Skillv0.82.3

ClawScan security

agent-bom registry · ClawHub's context-aware review of the artifact, metadata, and declared behavior.

Scanner verdict

SuspiciousApr 28, 2026, 3:45 AM

Verdict: suspicious
Confidence: medium
Model: gpt-5-mini
Summary: The skill's stated purpose (local registry lookups and trust checks) is plausible, but the SKILL.md and metadata contradict each other about file-system access and network use — review before installing or granting access to local files or tokens.
Guidance: This skill appears to do what it claims (local registry lookups and trust/SAST checks), but the documentation contradicts itself about reading local files and using networked enrichment. Before installing: (1) inspect the agent-bom package on PyPI or its GitHub source to confirm what files it reads and whether it makes network calls; (2) do not provide an optional SNYK_TOKEN unless you need Snyk integration and trust the package; (3) avoid running scans that target your entire repository (e.g., skill_scan(path='.') ) on sensitive data until you confirm exactly what the tool will read/transmit; (4) consider running the package in a sandbox or review its source code (or Sigstore provenance) before granting it access to local files.

Review Dimensions

Purpose & Capability: noteName/description (MCP server registry, trust assessment, SAST) matches the declared capabilities (registry_lookup, marketplace_check, code_scan). The packaged-registry claim and optional Semgrep/Snyk enrichment are coherent with the stated purpose.
Instruction Scope: concernThe SKILL.md repeatedly states "no network calls needed" and that registry data is bundled and lookups are in-memory, but example commands include skill_scan(path='.') and skill_trust(skill_path='./SKILL.md') which imply reading local files and scanning arbitrary paths. The openclaw metadata both says "no file system access needed" and also lists file_reads: user-provided SKILL.md files — an internal contradiction. Additionally, code_scan and skill_verify (Sigstore provenance) may require outbound network access for enrichment or signature verification even if optional. These inconsistencies mean the skill could read more of the local filesystem or access network services than the top-level claims imply.
Install Mechanism: okThis is an instruction-only skill that points to installing a PyPI package (pipx/pip).

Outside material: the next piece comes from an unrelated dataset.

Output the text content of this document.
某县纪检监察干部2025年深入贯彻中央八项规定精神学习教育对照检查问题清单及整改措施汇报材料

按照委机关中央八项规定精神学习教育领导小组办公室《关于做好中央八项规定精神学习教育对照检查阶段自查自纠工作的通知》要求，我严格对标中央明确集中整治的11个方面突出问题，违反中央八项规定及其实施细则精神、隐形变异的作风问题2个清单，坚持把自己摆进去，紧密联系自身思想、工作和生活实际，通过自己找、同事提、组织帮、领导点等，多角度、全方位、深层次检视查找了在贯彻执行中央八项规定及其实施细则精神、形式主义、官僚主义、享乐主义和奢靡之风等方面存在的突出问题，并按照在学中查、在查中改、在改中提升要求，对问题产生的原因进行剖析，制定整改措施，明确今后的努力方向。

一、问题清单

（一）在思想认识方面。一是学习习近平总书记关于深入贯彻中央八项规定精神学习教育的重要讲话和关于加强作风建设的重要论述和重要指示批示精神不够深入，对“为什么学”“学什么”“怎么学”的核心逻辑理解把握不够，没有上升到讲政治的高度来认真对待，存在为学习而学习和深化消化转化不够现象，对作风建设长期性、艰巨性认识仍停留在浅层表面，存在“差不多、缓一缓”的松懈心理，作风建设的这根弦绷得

No bundled install script or remote archive URLs are embedded in the skill bundle itself. Installing from PyPI is a normal mechanism, but you should review the actual PyPI package/source before trusting it.
Credentials: noteNo required environment variables or credentials are declared; only an optional SNYK_TOKEN is listed for third-party vulnerability enrichment. Requesting an optional SNYK_TOKEN is proportionate to optional Snyk integration, but providing that token would enable network calls to api.snyk.io — only supply it if you trust the package and need the enrichment feature.
Persistence & Privilege: okMetadata shows no persistence, no telemetry, always:false, and autonomous invocation restricted. The skill does not request persistent installation privileges or cross-skill configuration changes.